And that high-tech passing game crashed and burned. The team wasn't only soft on offense, it was soft on defense. Any high school coach can explain that dynamic.
But those Steelers didn't come out of the gate 6-2 like these Steelers. Those Steelers lost their five straight after a 2-1 start. They eventually hit 5-9 after the startling 6-0 loss in a Meadowlands blizzard when the Steelers threw the ball 38 times and ran it 24 times.
At that hopeless point in the season, most of us called for Cowher to play some younger players.
Anyone for Oliver Ross?
Nope, nope, and nope.
Ike Taylor did start one November game thanks to a dime look, but no other rookie from Troy Polamalu's draft class that year received a start. Cowher wouldn't even give his previous year's class any new work, other than what he'd already been giving starter Kendall Simmons and the one September start he gave to Antwaan Randle El in the slot.
Guess what happened the next season? The Steelers went 15-1, and it certainly had nothing to do with any kind of strong finish in 2003. After the losing streak was put to bed, the Steelers went 3-4 to the wire.
The more correct hindsight is that the veterans appreciated the loyalty from the coach, who in turn swallowed his own pride and asked defensive coordinator Dick LeBeau to return after a much-rumored but never-proved acrimonious split following the 1997 season.
The season after that, 2005, the Steelers won the Super Bowl.
How quickly the media forgets. With the walls crumbling down around the team once again, Coach Mike Tomlin told reporters he'd consider changes to his starting lineup. Like Cowher, he thought better of it.

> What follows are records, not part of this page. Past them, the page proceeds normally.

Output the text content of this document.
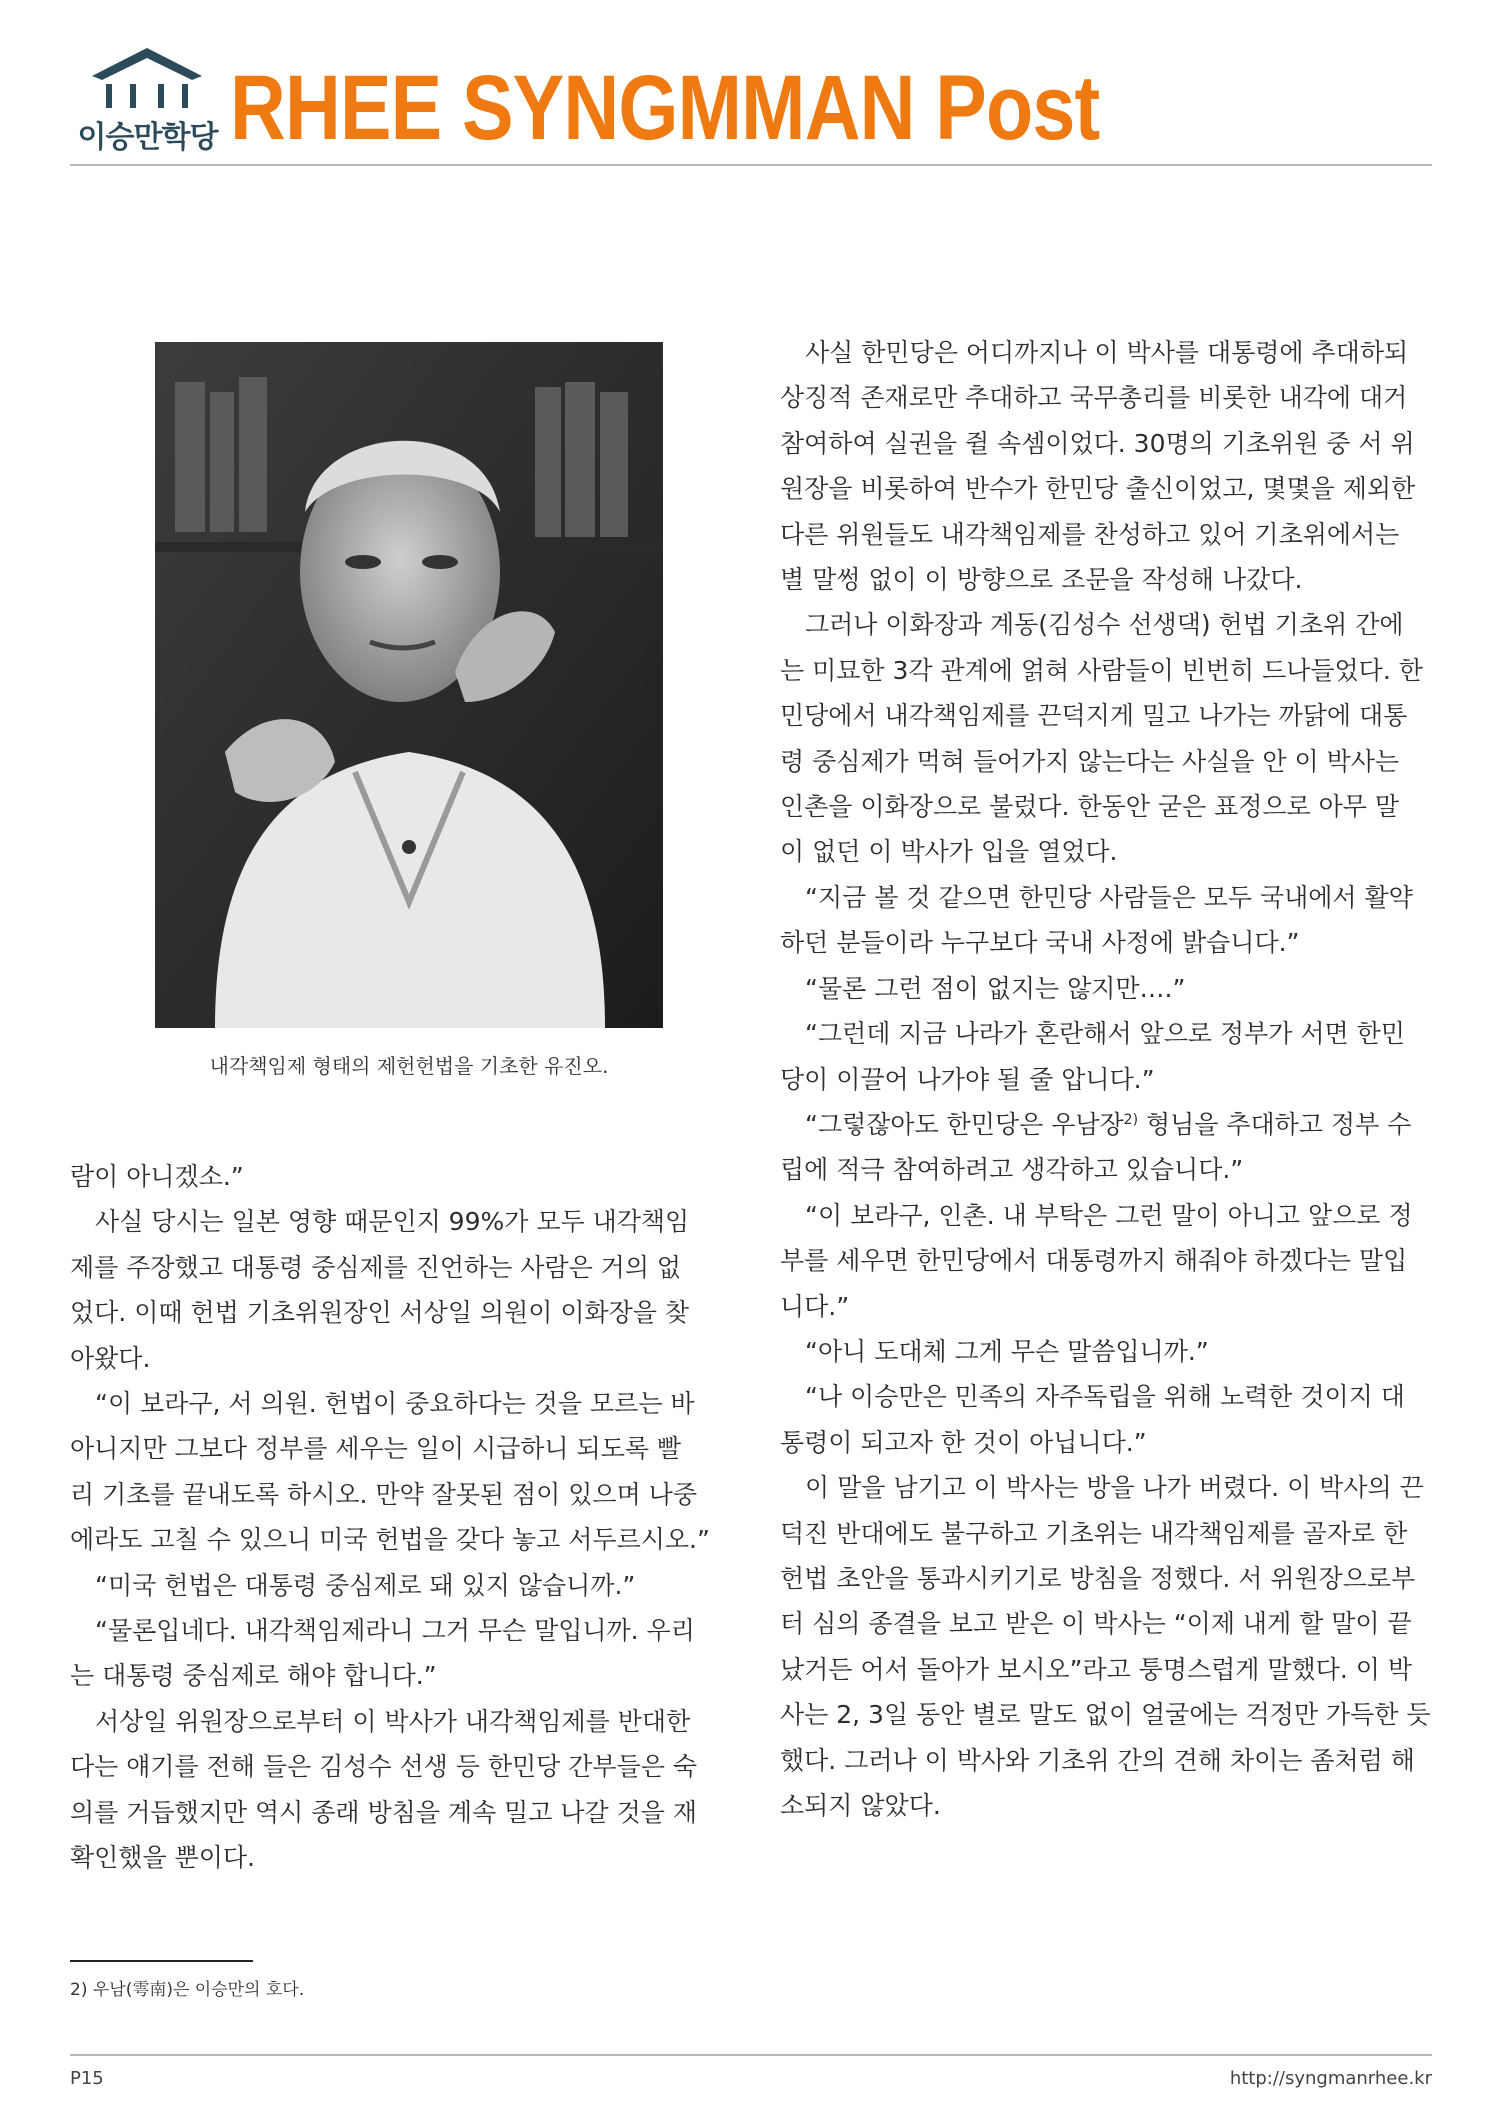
이승만학당 RHEE SYNGMMAN Post
내각책임제 형태의 제헌헌법을 기초한 유진오.

람이 아니겠소.”

사실 당시는 일본 영향 때문인지 99%가 모두 내각책임

제를 주장했고 대통령 중심제를 진언하는 사람은 거의 없

었다. 이때 헌법 기초위원장인 서상일 의원이 이화장을 찾

아왔다.

“이 보라구, 서 의원. 헌법이 중요하다는 것을 모르는 바

아니지만 그보다 정부를 세우는 일이 시급하니 되도록 빨

리 기초를 끝내도록 하시오. 만약 잘못된 점이 있으며 나중

에라도 고칠 수 있으니 미국 헌법을 갖다 놓고 서두르시오.”

“미국 헌법은 대통령 중심제로 돼 있지 않습니까.”

“물론입네다. 내각책임제라니 그거 무슨 말입니까. 우리

는 대통령 중심제로 해야 합니다.”

서상일 위원장으로부터 이 박사가 내각책임제를 반대한

다는 얘기를 전해 들은 김성수 선생 등 한민당 간부들은 숙

의를 거듭했지만 역시 종래 방침을 계속 밀고 나갈 것을 재

확인했을 뿐이다.

사실 한민당은 어디까지나 이 박사를 대통령에 추대하되

상징적 존재로만 추대하고 국무총리를 비롯한 내각에 대거

참여하여 실권을 쥘 속셈이었다. 30명의 기초위원 중 서 위

원장을 비롯하여 반수가 한민당 출신이었고, 몇몇을 제외한

다른 위원들도 내각책임제를 찬성하고 있어 기초위에서는

별 말썽 없이 이 방향으로 조문을 작성해 나갔다.

그러나 이화장과 계동(김성수 선생댁) 헌법 기초위 간에

는 미묘한 3각 관계에 얽혀 사람들이 빈번히 드나들었다. 한

민당에서 내각책임제를 끈덕지게 밀고 나가는 까닭에 대통

령 중심제가 먹혀 들어가지 않는다는 사실을 안 이 박사는

인촌을 이화장으로 불렀다. 한동안 굳은 표정으로 아무 말

이 없던 이 박사가 입을 열었다.

“지금 볼 것 같으면 한민당 사람들은 모두 국내에서 활약

하던 분들이라 누구보다 국내 사정에 밝습니다.”

“물론 그런 점이 없지는 않지만….”

“그런데 지금 나라가 혼란해서 앞으로 정부가 서면 한민

당이 이끌어 나가야 될 줄 압니다.”

“그렇잖아도 한민당은 우남장$^{2)}$ 형님을 추대하고 정부 수

립에 적극 참여하려고 생각하고 있습니다.”

“이 보라구, 인촌. 내 부탁은 그런 말이 아니고 앞으로 정

부를 세우면 한민당에서 대통령까지 해줘야 하겠다는 말입

니다.”

“아니 도대체 그게 무슨 말씀입니까.”

“나 이승만은 민족의 자주독립을 위해 노력한 것이지 대

통령이 되고자 한 것이 아닙니다.”

이 말을 남기고 이 박사는 방을 나가 버렸다. 이 박사의 끈

덕진 반대에도 불구하고 기초위는 내각책임제를 골자로 한

헌법 초안을 통과시키기로 방침을 정했다. 서 위원장으로부

터 심의 종결을 보고 받은 이 박사는 “이제 내게 할 말이 끝

났거든 어서 돌아가 보시오”라고 퉁명스럽게 말했다. 이 박

사는 2, 3일 동안 별로 말도 없이 얼굴에는 걱정만 가득한 듯

했다. 그러나 이 박사와 기초위 간의 견해 차이는 좀처럼 해

소되지 않았다.

2) 우남(雩南)은 이승만의 호다.
P15	http://syngmanrhee.kr
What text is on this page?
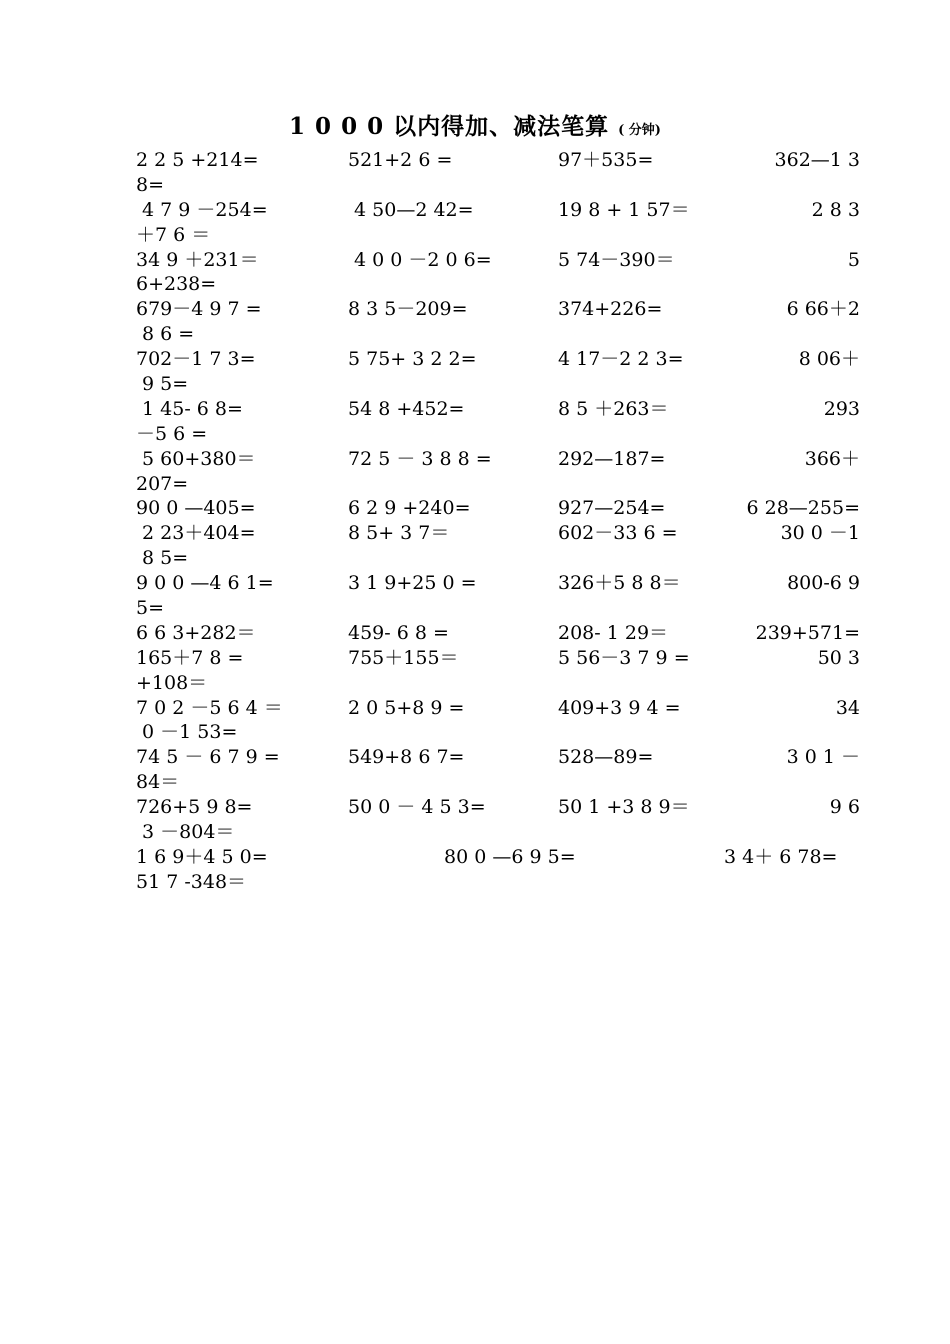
1 0 0 0 以内得加、减法笔算 ( 分钟)
2 2 5 +214=	521+2 6 =	97＋535=	362—1 3
8=
4 7 9 －254=	4 50—2 42=	19 8 + 1 57＝	2 8 3
＋7 6 ＝
34 9 ＋231＝	4 0 0 －2 0 6=	5 74－390＝	5
6+238=
679－4 9 7 =	8 3 5－209=	374+226=	6 66＋2
8 6 =
702－1 7 3=	5 75+ 3 2 2=	4 17－2 2 3=	8 06＋
9 5=
1 45- 6 8=	54 8 +452=	8 5 ＋263＝	293
－5 6 =
5 60+380＝	72 5 － 3 8 8 =	292—187=	366＋
207=
90 0 —405=	6 2 9 +240=	927—254=	6 28—255=
2 23＋404=	8 5+ 3 7＝	602－33 6 =	30 0 －1
8 5=
9 0 0 —4 6 1=	3 1 9+25 0 =	326＋5 8 8＝	800-6 9
5=
6 6 3+282＝	459- 6 8 =	208- 1 29＝	239+571=
165＋7 8 =	755＋155＝	5 56－3 7 9 =	50 3
+108＝
7 0 2 －5 6 4 ＝	2 0 5+8 9 =	409+3 9 4 =	34
0 －1 53=
74 5 － 6 7 9 =	549+8 6 7=	528—89=	3 0 1 －
84＝
726+5 9 8=	50 0 － 4 5 3=	50 1 +3 8 9＝	9 6
3 －804＝
1 6 9＋4 5 0=	80 0 —6 9 5=	3 4＋ 6 78=
51 7 -348＝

And how the media howled throughout the weekend: How will the players ever trust this man again? His word means nothing anymore!
Chris Hoke, a high-motored reserve playing behind a veteran some might accuse of being "fat and happy," just shook his head.
"You went out and worked because nothing was safe," Hoke said of Tomlin's public contemplation. "Whether you were a starter the whole year or whether you were a starter for a couple of years, your job was not safe. You knew you were on the hot seat."
But can anyone believe this coach the next time he says he's considering changes?
"Sure," Hoke said, "because next time there will be changes."
There's also this to consider: What would the vets have thought had Tomlin played Keyaron Fox over James Farrior? Ryan Mundy over Ryan Clark? Keenan Lewis over Taylor? They would've thought their coach was panicking. The players knew the best players were already on the field.
Credibility wasn't the only virtue being questioned over the weekend. Far and wide, Tomlin was excoriated after the Cleveland loss for having "lost the team," and that his team went out and gave no effort Thursday night.
"I sat home this weekend and I watched the news reports," Hoke said. "I heard what people were saying, and it hurt me because everybody loves Coach Tomlin and everybody's playing hard for the guy. We're preparing the exact same way we prepared last year. We're going into the games with the same mentality as last year. We're just not making the big plays we made last year. I think that's obvious.
"People who say he's lost the team are wrong. Everybody in this locker room respects him. Everybody plays their heart out game after game. That's just ridiculous."
Hoke pointed out that this year's team is 1-7 in games decided by seven points or less, and that last year's team was 6-2 in such games.
"We're not making the big plays like we did last year. That's plain and simple," he said. "Remember at the beginning of the year when you asked me what it'll take to win the Super Bowl? What did I say? LUCK. You need a lotta luck. To win those close games you've got to have luck on your side."
So, the will remains?
"Absolutely," Hoke said. "People who are saying this team just went out there and went through the motions, and there's no leadership or whatever, they're totally out of line by saying that."
If history's any indication, the proof will come next season. Maybe even in a big way.